Counting Your Chickens in Dollars
Dr. Jeffrey Lewis

With silver, you have a rare physical commodity that you can literally take into your possession.

It's known that quantity, in investment form, is far less than what is perceived by the mainstream. And as a direct consequence, orders of magnitude less than the price indicates.

A never-ending flow is demanded from strategic industries, while the demand for physical continues to grow stronger, despite price - a clear indication of its monetary role and a hint at the ultimate separation from its paper tether.

And the whole thing is held together by an overt, blatant pricing mechanism that systematically destroys the flow of new real supply by crushing the economics underlying production.

Real value is based in trust. Collateral is what is needed to back debt. All currency is debt. Debt is an obligation. In the case of the Federal Reserve, each debt coupon has zero interest with an open-ended term that is tied to confidence and belief and force.

It is backed by an amorphous construct - one that it is powerful and hostile. It is mathematically impossible to repay both official and unofficial debt without collapsing the system that manufactures it.

Without any collateral backing it up, the dollar literal floats in relative value with competing currencies that are equally unhinged. True collateral is consistent - easy to use and measure. Notes are debt without collateral. Fiat is used to buy treasuries, and the interest is rebated to the Treasury.

Individuals still have the opportunity to buy traditional and real collateral. What can you hold outside of the system?

But we also have unrealized (shadow) risk in the background. All of these converge on bullishness. But the shadow aspect of all of this has a dark side effect on most investors.
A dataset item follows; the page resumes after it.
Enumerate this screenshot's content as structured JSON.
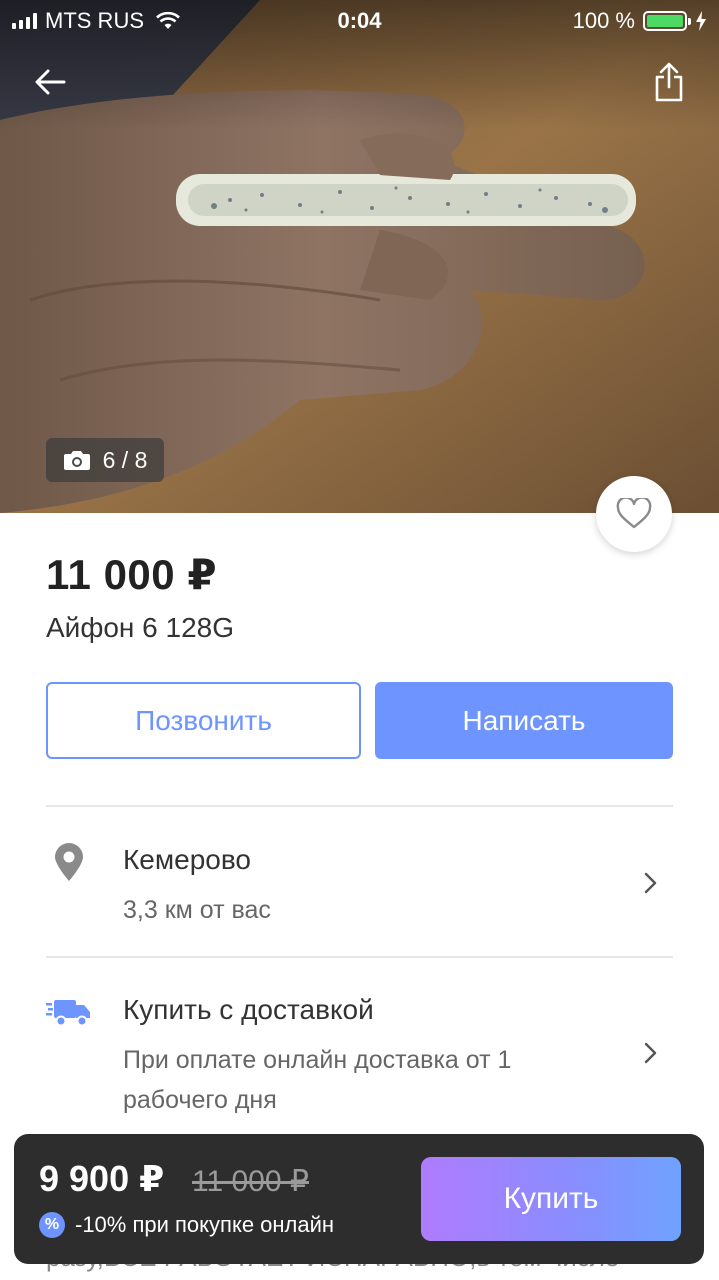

Naturally, we all want to see a return on investment. Counting your wealth in dollars is the number one prescription for failure in this. Is there a way to profit in the short term?

Yes. But the leverage required to make that happen it is out of reach for most. As is the patience and time to execute proper trades; time better spent preparing for the eventual aftermath of system exponentially fragilized.
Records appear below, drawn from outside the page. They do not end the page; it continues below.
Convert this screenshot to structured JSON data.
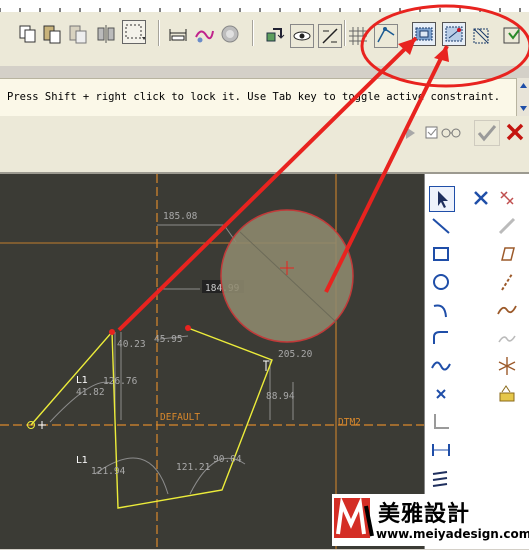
{
  "message_bar": {
    "text": "Press Shift + right click to lock it. Use Tab key to toggle active constraint."
  },
  "canvas": {
    "dimensions": [
      "185.08",
      "184.99",
      "45.95",
      "40.23",
      "126.76",
      "41.82",
      "205.20",
      "88.94",
      "121.94",
      "121.21",
      "90.04"
    ],
    "datum_labels": [
      "DEFAULT",
      "DTM2"
    ],
    "constraint_markers": [
      "L1",
      "L1"
    ]
  },
  "logo": {
    "brand": "美雅設計",
    "url": "www.meiyadesign.com"
  },
  "colors": {
    "annotation": "#e8231f",
    "sketch": "#ecec3a",
    "datum": "#d9882c",
    "dimension": "#a8a8a8",
    "canvas_bg": "#3b3b35"
  },
  "icons": {
    "toolbar": [
      "copy-icon",
      "paste-icon",
      "paste-special-icon",
      "mirror-icon",
      "select-box-icon",
      "dimension-icon",
      "sketch-scribble-icon",
      "repaint-icon",
      "regenerate-icon",
      "view-manager-icon",
      "view-dim-icon",
      "view-constraint-icon",
      "view-grid-icon",
      "view-vertex-icon",
      "sketch-diagnostics-icon",
      "shade-closed-loop-icon",
      "highlight-open-ends-icon",
      "overlap-geometry-icon",
      "import-icon"
    ],
    "dashboard": [
      "play-icon",
      "glasses-icon",
      "accept-checkmark-icon",
      "cancel-x-icon"
    ],
    "right_panel": [
      "select-arrow-icon",
      "line-icon",
      "rectangle-icon",
      "circle-icon",
      "arc-icon",
      "fillet-icon",
      "spline-icon",
      "point-icon",
      "centerline-icon",
      "dimension-tool-icon",
      "modify-icon",
      "delete-segment-icon",
      "constraint-icon",
      "coordinate-system-icon",
      "palette-icon",
      "thicken-icon",
      "sketch-text-icon",
      "mirror-tool-icon",
      "divide-icon",
      "rotate-resize-icon"
    ]
  }
}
For the rest of us, it is a long term play. If you want to watch the price action, watch it...but disassociate from it.

You've done all you could. You've taken action. Other markets will appear to increase in value. It will seem as if you missed out on unrealized gains. Gains in what? And held where? In whose control?
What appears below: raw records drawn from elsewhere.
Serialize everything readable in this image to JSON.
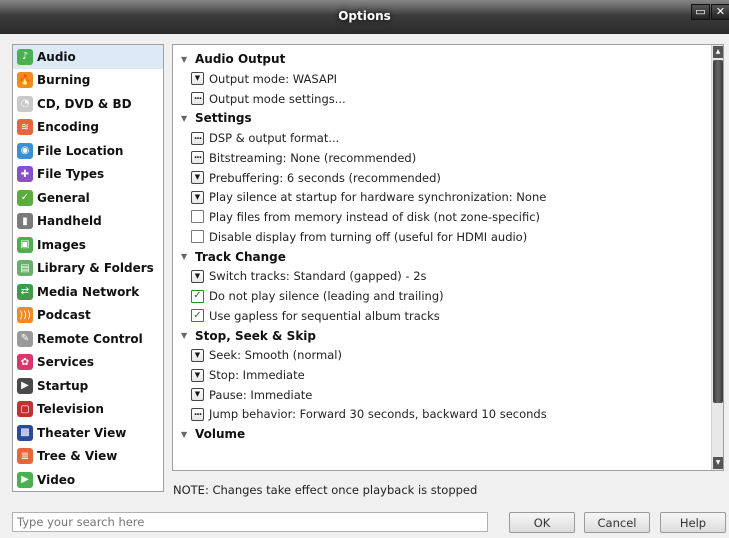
{
  "window": {
    "title": "Options",
    "maximize_glyph": "▭",
    "close_glyph": "✕"
  },
  "sidebar": {
    "items": [
      {
        "label": "Audio",
        "icon": "audio-icon",
        "color": "#4caf50",
        "glyph": "♪",
        "selected": true
      },
      {
        "label": "Burning",
        "icon": "flame-icon",
        "color": "#f08c1a",
        "glyph": "🔥",
        "selected": false
      },
      {
        "label": "CD, DVD & BD",
        "icon": "disc-icon",
        "color": "#c9c9c9",
        "glyph": "◔",
        "selected": false
      },
      {
        "label": "Encoding",
        "icon": "encoding-icon",
        "color": "#e8643a",
        "glyph": "≋",
        "selected": false
      },
      {
        "label": "File Location",
        "icon": "globe-icon",
        "color": "#3a8fd9",
        "glyph": "◉",
        "selected": false
      },
      {
        "label": "File Types",
        "icon": "puzzle-icon",
        "color": "#8a4fcf",
        "glyph": "✚",
        "selected": false
      },
      {
        "label": "General",
        "icon": "general-icon",
        "color": "#5aac3e",
        "glyph": "✓",
        "selected": false
      },
      {
        "label": "Handheld",
        "icon": "handheld-icon",
        "color": "#7a7a7a",
        "glyph": "▮",
        "selected": false
      },
      {
        "label": "Images",
        "icon": "images-icon",
        "color": "#4caf50",
        "glyph": "▣",
        "selected": false
      },
      {
        "label": "Library & Folders",
        "icon": "library-icon",
        "color": "#68b06a",
        "glyph": "▤",
        "selected": false
      },
      {
        "label": "Media Network",
        "icon": "network-icon",
        "color": "#3f9a4a",
        "glyph": "⇄",
        "selected": false
      },
      {
        "label": "Podcast",
        "icon": "podcast-icon",
        "color": "#f08a24",
        "glyph": ")))",
        "selected": false
      },
      {
        "label": "Remote Control",
        "icon": "remote-icon",
        "color": "#9a9a9a",
        "glyph": "✎",
        "selected": false
      },
      {
        "label": "Services",
        "icon": "services-icon",
        "color": "#d9366b",
        "glyph": "✿",
        "selected": false
      },
      {
        "label": "Startup",
        "icon": "startup-icon",
        "color": "#4a4a4a",
        "glyph": "▶",
        "selected": false
      },
      {
        "label": "Television",
        "icon": "television-icon",
        "color": "#c23030",
        "glyph": "▢",
        "selected": false
      },
      {
        "label": "Theater View",
        "icon": "theater-icon",
        "color": "#2a4a9a",
        "glyph": "▩",
        "selected": false
      },
      {
        "label": "Tree & View",
        "icon": "tree-icon",
        "color": "#e8643a",
        "glyph": "≣",
        "selected": false
      },
      {
        "label": "Video",
        "icon": "video-icon",
        "color": "#4caf50",
        "glyph": "▶",
        "selected": false
      }
    ]
  },
  "sections": [
    {
      "title": "Audio Output",
      "rows": [
        {
          "type": "dropdown",
          "label": "Output mode: WASAPI"
        },
        {
          "type": "ellipsis",
          "label": "Output mode settings..."
        }
      ]
    },
    {
      "title": "Settings",
      "rows": [
        {
          "type": "ellipsis",
          "label": "DSP & output format..."
        },
        {
          "type": "ellipsis",
          "label": "Bitstreaming: None (recommended)"
        },
        {
          "type": "dropdown",
          "label": "Prebuffering: 6 seconds (recommended)"
        },
        {
          "type": "dropdown",
          "label": "Play silence at startup for hardware synchronization: None"
        },
        {
          "type": "checkbox",
          "checked": false,
          "label": "Play files from memory instead of disk (not zone-specific)"
        },
        {
          "type": "checkbox",
          "checked": false,
          "label": "Disable display from turning off (useful for HDMI audio)"
        }
      ]
    },
    {
      "title": "Track Change",
      "rows": [
        {
          "type": "dropdown",
          "label": "Switch tracks: Standard (gapped) - 2s"
        },
        {
          "type": "checkbox",
          "checked": true,
          "label": "Do not play silence (leading and trailing)"
        },
        {
          "type": "checkbox",
          "checked": true,
          "label": "Use gapless for sequential album tracks"
        }
      ]
    },
    {
      "title": "Stop, Seek & Skip",
      "rows": [
        {
          "type": "dropdown",
          "label": "Seek: Smooth (normal)"
        },
        {
          "type": "dropdown",
          "label": "Stop: Immediate"
        },
        {
          "type": "dropdown",
          "label": "Pause: Immediate"
        },
        {
          "type": "ellipsis",
          "label": "Jump behavior: Forward 30 seconds, backward 10 seconds"
        }
      ]
    },
    {
      "title": "Volume",
      "rows": []
    }
  ],
  "glyphs": {
    "section_arrow": "▼",
    "dropdown": "▼",
    "ellipsis": "...",
    "check": "✓",
    "scroll_up": "▲",
    "scroll_down": "▼"
  },
  "note": "NOTE: Changes take effect once playback is stopped",
  "footer": {
    "search_placeholder": "Type your search here",
    "ok_label": "OK",
    "cancel_label": "Cancel",
    "help_label": "Help"
  }
}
The problem is that we live in a world of impatience. There is nothing quite like the stoic patience of long term investors in this space. Then it becomes about allocation.

What percentage collateral versus speculative investment? Examined in the context of the recent rally, it is unreal. What is the safest ratio for you?

But the collateral is always there. The trick is to hide it from the people, to disparage it and attack it; to manipulate its price by any all means and completely control it so that the true signal is lost.

The ironic tragedy is that those whose 'dare' to hold physical collateral in their portfolios are constantly plagued with worry over the nominal value measured in uncollateralized figments conjured by the financial system itself.

The greater the ability a person has to withstand that truth - the greater is their appreciation for what they have.